As a physiotherapist, I have been trained to physically rehabilitate my patients. Whether it be from a surgery, a chronic disease, an injury, or wear and tear on the body, I am able to help facilitate healing, repair soft tissue, promote muscle activation, and heal injuries in a way that promotes function. That is my job- to physically repair an injury. And I take my job very seriously. The indication of my ability, success, and skill as a physiotherapist is helping patients rehab safely and effectively to return to their everyday activities. I want to help my patients walk out my door, and not come back- because they have rehabilitated their injury, and are equipped with the tools to prevent further injury, maintain the gains we made in clinic, and have been educated in a way to lead a healthier life.
Over my years of working with patients, I have come to better understand, and realize the importance of treating a patient as a whole. Not as a knee injury, or an ankle sprain, a wrist fracture or a concussion- as a whole person.
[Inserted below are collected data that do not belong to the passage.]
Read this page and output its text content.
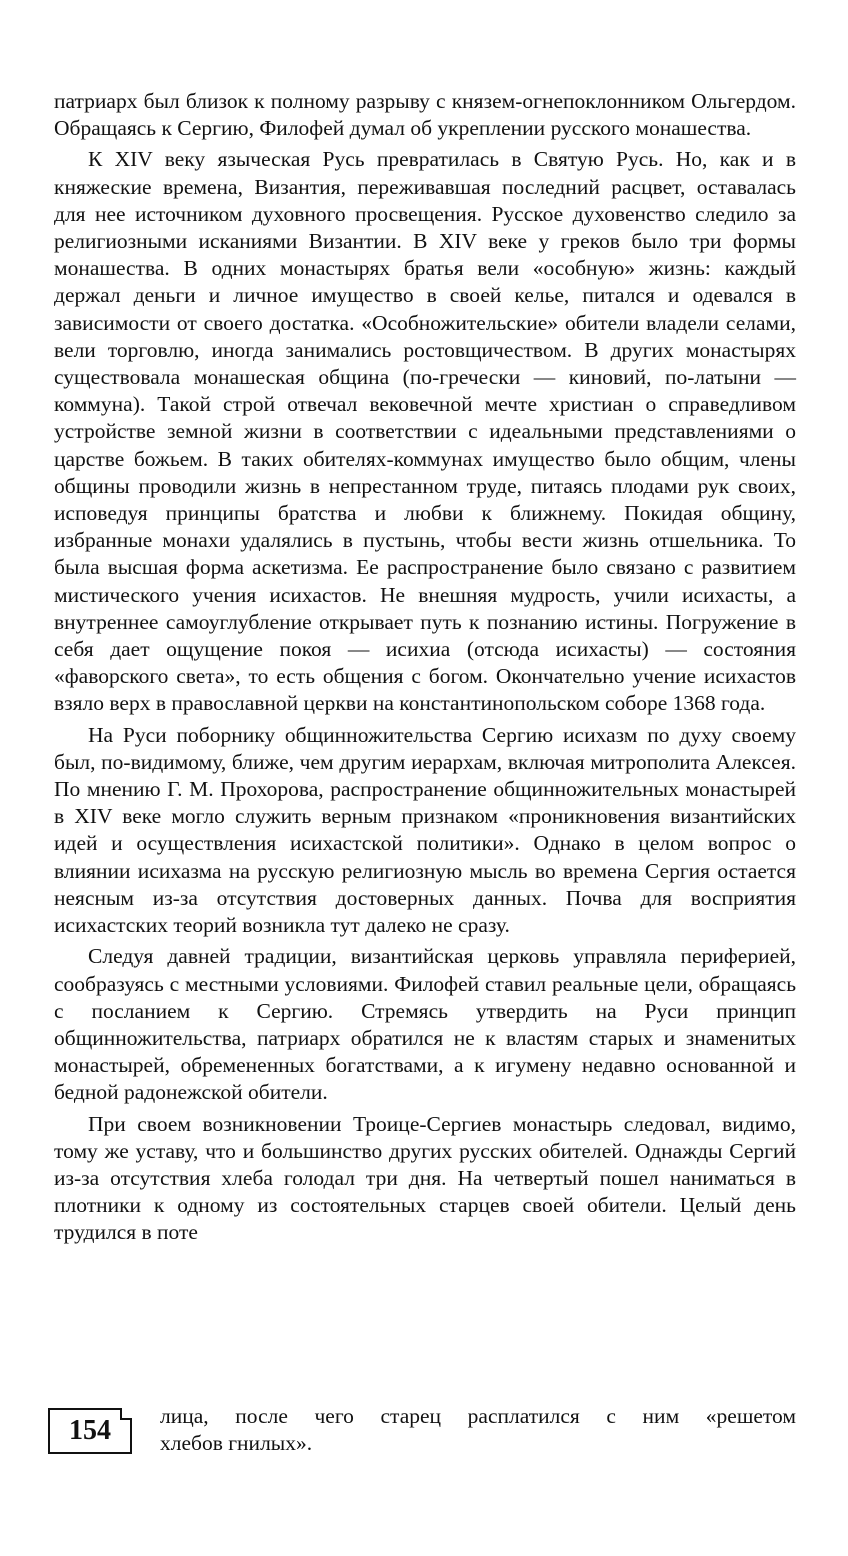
патриарх был близок к полному разрыву с князем-огнепоклонником Ольгердом. Обращаясь к Сергию, Филофей думал об укреплении русского монашества.

К XIV веку языческая Русь превратилась в Святую Русь. Но, как и в княжеские времена, Византия, переживавшая последний расцвет, оставалась для нее источником духовного просвещения. Русское духовенство следило за религиозными исканиями Византии. В XIV веке у греков было три формы монашества. В одних монастырях братья вели «особную» жизнь: каждый держал деньги и личное имущество в своей келье, питался и одевался в зависимости от своего достатка. «Особножительские» обители владели селами, вели торговлю, иногда занимались ростовщичеством. В других монастырях существовала монашеская община (по-гречески — киновий, по-латыни — коммуна). Такой строй отвечал вековечной мечте христиан о справедливом устройстве земной жизни в соответствии с идеальными представлениями о царстве божьем. В таких обителях-коммунах имущество было общим, члены общины проводили жизнь в непрестанном труде, питаясь плодами рук своих, исповедуя принципы братства и любви к ближнему. Покидая общину, избранные монахи удалялись в пустынь, чтобы вести жизнь отшельника. То была высшая форма аскетизма. Ее распространение было связано с развитием мистического учения исихастов. Не внешняя мудрость, учили исихасты, а внутреннее самоуглубление открывает путь к познанию истины. Погружение в себя дает ощущение покоя — исихиа (отсюда исихасты) — состояния «фаворского света», то есть общения с богом. Окончательно учение исихастов взяло верх в православной церкви на константинопольском соборе 1368 года.

На Руси поборнику общинножительства Сергию исихазм по духу своему был, по-видимому, ближе, чем другим иерархам, включая митрополита Алексея. По мнению Г. М. Прохорова, распространение общинножительных монастырей в XIV веке могло служить верным признаком «проникновения византийских идей и осуществления исихастской политики». Однако в целом вопрос о влиянии исихазма на русскую религиозную мысль во времена Сергия остается неясным из-за отсутствия достоверных данных. Почва для восприятия исихастских теорий возникла тут далеко не сразу.

Следуя давней традиции, византийская церковь управляла периферией, сообразуясь с местными условиями. Филофей ставил реальные цели, обращаясь с посланием к Сергию. Стремясь утвердить на Руси принцип общинножительства, патриарх обратился не к властям старых и знаменитых монастырей, обремененных богатствами, а к игумену недавно основанной и бедной радонежской обители.

При своем возникновении Троице-Сергиев монастырь следовал, видимо, тому же уставу, что и большинство других русских обителей. Однажды Сергий из-за отсутствия хлеба голодал три дня. На четвертый пошел наниматься в плотники к одному из состоятельных старцев своей обители. Целый день трудился в поте

154	лица, после чего старец расплатился с ним «решетом
хлебов гнилых».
As a whole body that is connected and can be influenced by more than just the tissue at fault. As a person who can be affected by their beliefs, their understanding of their injury, by negative and positive thoughts. A person who has responsibility, who has fear, perhaps anxiety, or denial. I have come to see in real life the effects and power of the mind body connection. I have come to appreciate the complexity of that connection. And… that I will not get my patient physically better if I don’t acknowledge this connection and cater my rehab program accordingly.
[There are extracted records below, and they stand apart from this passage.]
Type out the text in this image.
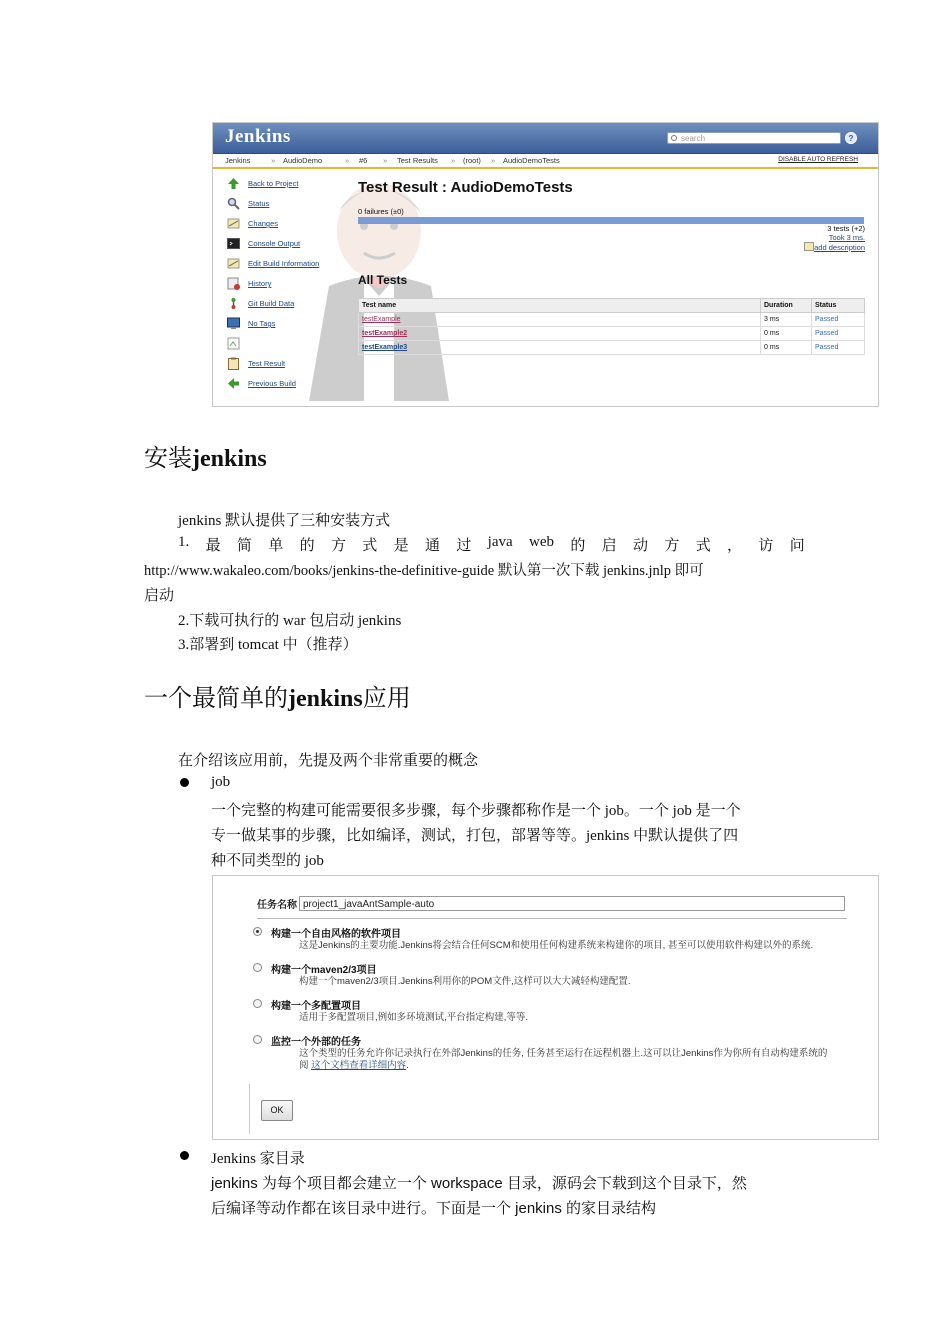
Jenkins	search	?
Jenkins	» AudioDemo	» #6 » Test Results » (root) » AudioDemoTests	DISABLE AUTO REFRESH
Back to Project
Status
Changes
Console Output
Edit Build Information
History
Git Build Data
No Tags
Test Result
Previous Build
Test Result : AudioDemoTests
0 failures (±0)
3 tests (+2)
Took 3 ms.
add description
All Tests
Test name	Duration	Status
testExample	3 ms	Passed
testExample2	0 ms	Passed
testExample3	0 ms	Passed
安装jenkins
jenkins 默认提供了三种安装方式
1. 最 简 单 的 方 式 是 通 过 java web 的 启 动 方 式 ， 访 问
http://www.wakaleo.com/books/jenkins-the-definitive-guide 默认第一次下载 jenkins.jnlp 即可
启动
2.下载可执行的 war 包启动 jenkins
3.部署到 tomcat 中（推荐）
一个最简单的jenkins应用
在介绍该应用前，先提及两个非常重要的概念
job
一个完整的构建可能需要很多步骤，每个步骤都称作是一个 job。一个 job 是一个
专一做某事的步骤，比如编译，测试，打包，部署等等。jenkins 中默认提供了四
种不同类型的 job
任务名称 project1_javaAntSample-auto
构建一个自由风格的软件项目
这是Jenkins的主要功能.Jenkins将会结合任何SCM和使用任何构建系统来构建你的项目, 甚至可以使用软件构建以外的系统.
构建一个maven2/3项目
构建一个maven2/3项目.Jenkins利用你的POM文件,这样可以大大减轻构建配置.
构建一个多配置项目
适用于多配置项目,例如多环境测试,平台指定构建,等等.
监控一个外部的任务
这个类型的任务允许你记录执行在外部Jenkins的任务, 任务甚至运行在远程机器上.这可以让Jenkins作为你所有自动构建系统的
阅 这个文档查看详细内容.
OK
Jenkins 家目录
jenkins 为每个项目都会建立一个 workspace 目录，源码会下载到这个目录下，然
后编译等动作都在该目录中进行。下面是一个 jenkins 的家目录结构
What is the mind body connection?
Simply- it’s our thoughts, feelings, beliefs, and attitudes that can positively or negatively affect our biological functioning. In other words, our minds can affect how healthy our bodies are! The brain and peripheral nervous system, the endocrine and immune systems, and all the organs of our body and all the emotional responses we have, share a common chemical language and are constantly communicating with one another.
Research has found that a new form of talking therapy is a credible and promising treatment for people with chronic low back pain who are also suffering from related psychological stress. One study showed that patients preferred a combination of talking therapy and physiotherapy to address both the psychological and physical aspects of their back pain. This is the mind body connection!
The mind body connection is a two way street. Our mind can directly influence our biological functioning. On the other hand, what we do with our physical body (what we eat, how much we exercise, even our posture) can impact our mental state (again positively or negatively). This results in a complex interrelationship between our minds and bodies. It’s important to note that “mind” is not synonymous with brain. Instead, in our definition, the mind consists of mental states such as thoughts, emotions, beliefs, attitudes, and images. The brain is the hardware that allows us to experience these mental states. Mental states can be fully conscious or unconscious. We can have emotional reactions to situations without being aware of why we are reacting. Each mental state has a physiology associated with it—a positive or negative effect felt in the physical body. For example, the mental state of anxiety causes you to produce stress hormones.
Awareness of the mind-body connection is by no means new. Until approximately 300 years ago, virtually every system of medicine throughout the world treated the mind and body as a unit. But during the 17th century, the Western world started to see the mind and body as two distinct entities. In this view, the body was kind of like a machine, complete with replaceable, independent parts, with no connection whatsoever to the mind. The body was simply a casing for the mind.
History of the mind body connection:
This Western viewpoint had definite benefits, acting as the foundation for advances in surgery, trauma care, pharmaceuticals, and other areas of medicine. However, it also greatly reduced scientific inquiry into humans’ emotional and spiritual life, and downplayed their innate ability to heal.
In the 20th century, this view gradually started to change. Researchers began to study the mind-body connection and scientifically demonstrate complex links between the body and mind. And the research is ongoing, there isn’t one right answer. But, we do know that the body is connected- all parts of the body. There is communication, interaction, and complexity that governs our movement, behaviour, actions and ability to heal.
So- isn’t it time we start to acknowledge the connection, collaboration, and continue to treat our injuries/pain/disease as effectively and efficiently as possible? Isn’t it time to treat the body as a whole, to include the mind in physical injury, and include the body in emotional upheaval? I think so.